What's all wet and likes to shake? It's an earthquake on a rainy day.
The main difference between the weather and a horse is that one rains down while the other is reined up.
When is Monday coming?
MonSoon!
How could the skeleton tell that rain was coming?
He could feel it in his bones.
Rain doesn’t fall. Raindrops.
I'm saving for a rainy day, so far I've collected a couple of raincoats, an anorak, and a dinghy.
Nowadays, people drought the accuracy of weather men because the climatic patterns are so unpredictable.
A man went to the gym today and met up with his new personal rainer.
Yesterday’s weather forecast predicted freezing rain. However, it turned out to be quite an ice day.
What type of pants do rain clouds wear? Thunderwear.
When is it raining money? Whenever there's 'change' in the weather.
When does soil get rich?
When mother nature makes it rain.
How does one raindrop ask another out? Water you doing tonight?
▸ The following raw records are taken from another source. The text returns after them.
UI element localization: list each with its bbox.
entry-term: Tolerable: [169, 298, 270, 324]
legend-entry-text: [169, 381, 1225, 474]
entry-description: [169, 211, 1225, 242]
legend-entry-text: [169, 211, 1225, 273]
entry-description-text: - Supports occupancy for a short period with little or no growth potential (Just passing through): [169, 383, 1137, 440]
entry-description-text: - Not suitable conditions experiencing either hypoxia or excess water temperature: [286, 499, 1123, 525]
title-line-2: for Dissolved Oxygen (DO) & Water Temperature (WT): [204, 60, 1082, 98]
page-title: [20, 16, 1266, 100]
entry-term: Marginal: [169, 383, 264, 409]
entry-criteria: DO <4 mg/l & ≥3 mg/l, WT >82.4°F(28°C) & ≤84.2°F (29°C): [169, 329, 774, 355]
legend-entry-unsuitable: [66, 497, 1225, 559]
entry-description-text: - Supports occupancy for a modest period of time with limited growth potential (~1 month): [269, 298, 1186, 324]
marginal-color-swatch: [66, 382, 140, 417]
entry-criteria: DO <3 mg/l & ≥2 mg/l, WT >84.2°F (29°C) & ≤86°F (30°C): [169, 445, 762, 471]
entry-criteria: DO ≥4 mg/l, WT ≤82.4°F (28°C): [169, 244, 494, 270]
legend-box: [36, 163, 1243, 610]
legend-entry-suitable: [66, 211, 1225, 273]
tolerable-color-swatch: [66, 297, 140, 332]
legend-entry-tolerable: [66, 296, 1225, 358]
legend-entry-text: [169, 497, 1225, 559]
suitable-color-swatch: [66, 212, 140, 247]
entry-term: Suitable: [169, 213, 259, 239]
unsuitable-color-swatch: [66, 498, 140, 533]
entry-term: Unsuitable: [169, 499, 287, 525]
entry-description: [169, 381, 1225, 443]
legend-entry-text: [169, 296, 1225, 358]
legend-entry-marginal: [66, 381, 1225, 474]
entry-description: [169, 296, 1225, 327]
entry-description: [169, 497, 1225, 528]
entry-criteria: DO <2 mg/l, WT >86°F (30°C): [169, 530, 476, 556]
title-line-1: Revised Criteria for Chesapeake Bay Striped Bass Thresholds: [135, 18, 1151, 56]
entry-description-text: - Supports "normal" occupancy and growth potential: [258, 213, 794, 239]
Why did Iron Man sleep outside when it rained?
To get some rust.
The queen’s favorite form of precipitation is the reign.
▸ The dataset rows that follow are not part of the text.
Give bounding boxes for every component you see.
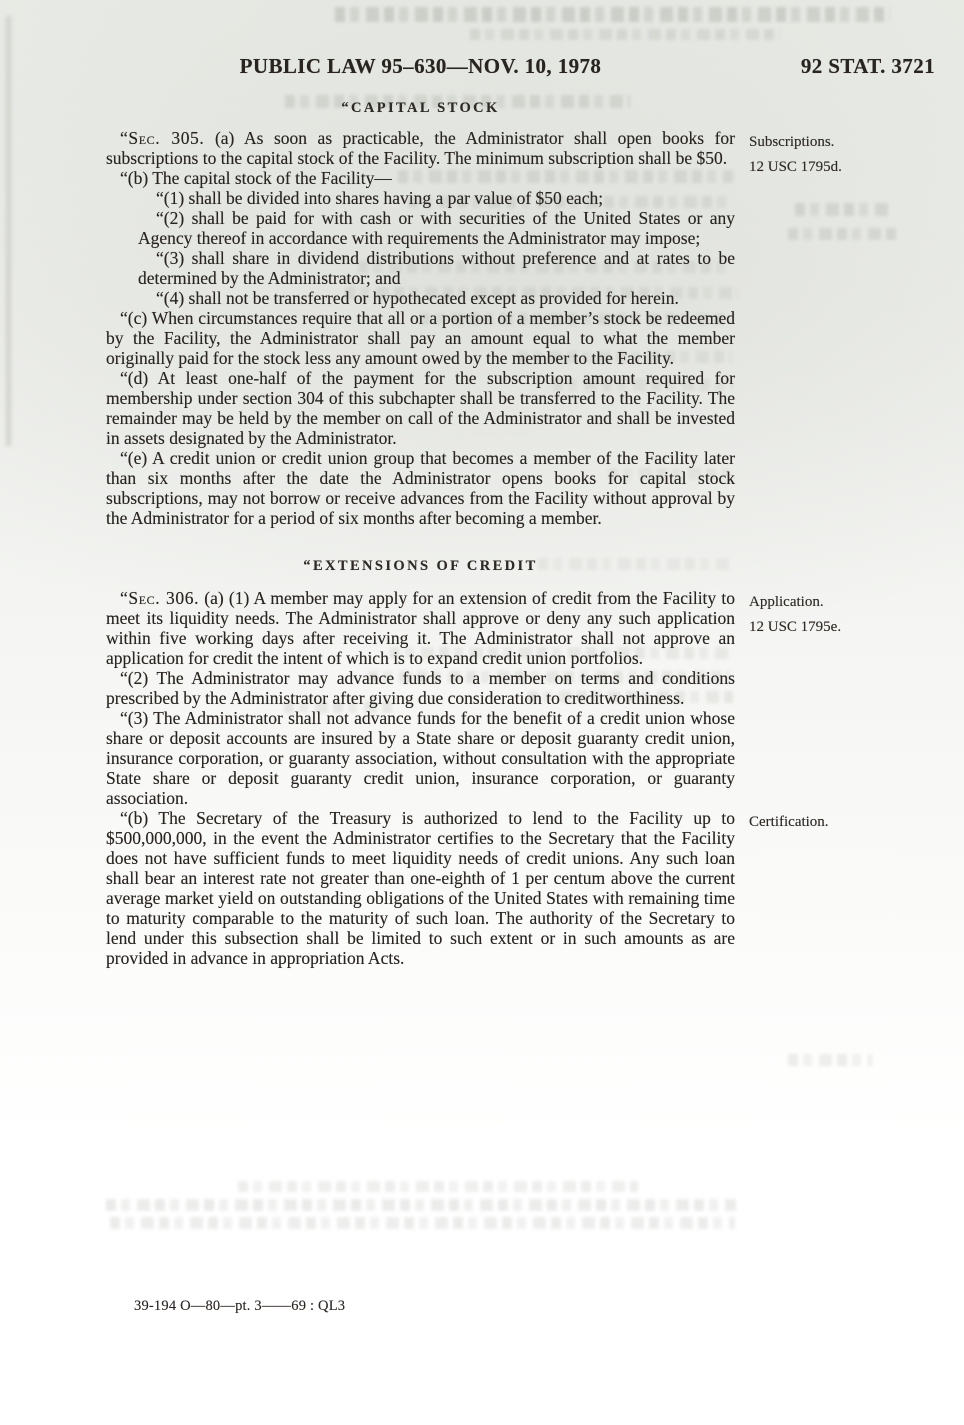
paragraph-text: (a) (1) A member may apply for an extension of credit from the Facility to meet its liquidity needs. The Administrator shall approve or deny any such application within five working days after receiving it. The Administrator shall not approve an application for credit the intent of which is to expand credit union portfolios.	[106, 588, 735, 668]
paragraph-text: “(4) shall not be transferred or hypothecated except as provided for herein.	[156, 288, 679, 308]
paragraph-text: “(d) At least one-half of the payment for the subscription amount required for membership under section 304 of this subchapter shall be transferred to the Facility. The remainder may be held by the member on call of the Administrator and shall be invested in assets designated by the Administrator.	[106, 368, 735, 448]
statutes-at-large-reference: 92 STAT. 3721	[800, 54, 935, 78]
paragraph-text: “(3) shall share in dividend distributions without preference and at rates to be determined by the Administrator; and	[138, 248, 735, 288]
print-imprint-line: 39-194 O—80—pt. 3——69 : QL3	[134, 1298, 346, 1314]
section-heading: “EXTENSIONS OF CREDIT	[303, 558, 538, 574]
paragraph-text: “(3) The Administrator shall not advance funds for the benefit of a credit union whose share or deposit accounts are insured by a State share or deposit guaranty credit union, insurance corporation, or guaranty association, without consultation with the appropriate State share or deposit guaranty credit union, insurance corporation, or guaranty association.	[106, 708, 735, 808]
running-head	[106, 54, 935, 80]
bleedthrough-artifact	[106, 1199, 736, 1211]
paragraph-text: “(b) The Secretary of the Treasury is authorized to lend to the Facility up to $500,000,000, in the event the Administrator certifies to the Secretary that the Facility does not have sufficient funds to meet liquidity needs of credit unions. Any such loan shall bear an interest rate not greater than one-eighth of 1 per centum above the current average market yield on outstanding obligations of the United States with remaining time to maturity comparable to the maturity of such loan. The authority of the Secretary to lend under this subsection shall be limited to such extent or in such amounts as are provided in advance in appropriation Acts.	[106, 808, 735, 968]
margin-note-line: 12 USC 1795d.	[749, 159, 842, 175]
statute-paragraph	[106, 168, 735, 188]
margin-note-line: Application.	[749, 594, 824, 610]
bleedthrough-artifact	[788, 1054, 872, 1066]
paragraph-text: “(c) When circumstances require that all or a portion of a member’s stock be redeemed by the Facility, the Administrator shall pay an amount equal to what the member originally paid for the stock less any amount owed by the member to the Facility.	[106, 308, 735, 368]
statute-paragraph	[106, 368, 735, 448]
statute-paragraph	[138, 288, 735, 308]
paragraph-text: (a) As soon as practicable, the Administrator shall open books for subscriptions to the capital stock of the Facility. The minimum subscription shall be $50.	[106, 128, 735, 168]
bleedthrough-artifact	[110, 1217, 735, 1229]
law-title: PUBLIC LAW 95–630—NOV. 10, 1978	[239, 54, 602, 78]
statute-paragraph	[106, 128, 842, 175]
statute-paragraph	[138, 188, 735, 208]
bleedthrough-artifact	[470, 29, 780, 40]
statute-paragraph	[138, 208, 735, 248]
margin-note	[749, 810, 935, 835]
paragraph-text: “(2) The Administrator may advance funds to a member on terms and conditions prescribed by the Administrator after giving due consideration to creditworthiness.	[106, 668, 735, 708]
statute-paragraph	[106, 808, 829, 968]
section-number-lead: “Sec. 305.	[120, 128, 205, 148]
section-number-lead: “Sec. 306.	[120, 588, 200, 608]
statute-paragraph	[106, 708, 735, 808]
statute-paragraph	[106, 588, 842, 668]
statute-section	[106, 100, 842, 528]
margin-note-line: Subscriptions.	[749, 134, 835, 150]
margin-note-line: Certification.	[749, 814, 829, 830]
statute-paragraph	[106, 668, 735, 708]
paragraph-text: “(b) The capital stock of the Facility—	[120, 168, 392, 188]
document-body	[106, 100, 842, 968]
margin-note	[749, 590, 935, 640]
page-content	[106, 54, 935, 968]
margin-note-line: 12 USC 1795e.	[749, 619, 842, 635]
bleedthrough-artifact	[335, 7, 890, 22]
margin-note	[749, 130, 935, 180]
paragraph-text: “(2) shall be paid for with cash or with securities of the United States or any Agency thereof in accordance with requirements the Administrator may impose;	[138, 208, 735, 248]
section-heading: “CAPITAL STOCK	[341, 100, 500, 116]
paragraph-text: “(e) A credit union or credit union group that becomes a member of the Facility later than six months after the date the Administrator opens books for capital stock subscriptions, may not borrow or receive advances from the Facility without approval by the Administrator for a period of six months after becoming a member.	[106, 448, 735, 528]
statute-section	[106, 558, 842, 968]
bleedthrough-artifact	[238, 1181, 638, 1192]
statute-paragraph	[106, 448, 735, 528]
statute-paragraph	[138, 248, 735, 288]
paragraph-text: “(1) shall be divided into shares having a par value of $50 each;	[156, 188, 604, 208]
statute-paragraph	[106, 308, 735, 368]
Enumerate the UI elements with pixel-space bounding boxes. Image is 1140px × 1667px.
I don’t know if I got hit by freezing rain but it sure hurt like hail.
Why is rain the best kind of music?
Because it has amazing drops.
What goes hiss, swish, hiss swish every time it rains? A windscreen viper.
With the kind of weather, it was almost certain that the bride-to-be would get a hoarse throat as she walked through the rain into her bridal shower.
Two fish were swimming in a stream when it began to rain.
One fish said, “Quick, let’s swim under that bridge, otherwise we will get wet!”
When the storm begun, the garden party became a bit disorganized and food service was turned to a frost come frost served.
What did the baby cloud say to its mum when it rained? Sorry, mum, I couldn't hold it any longer.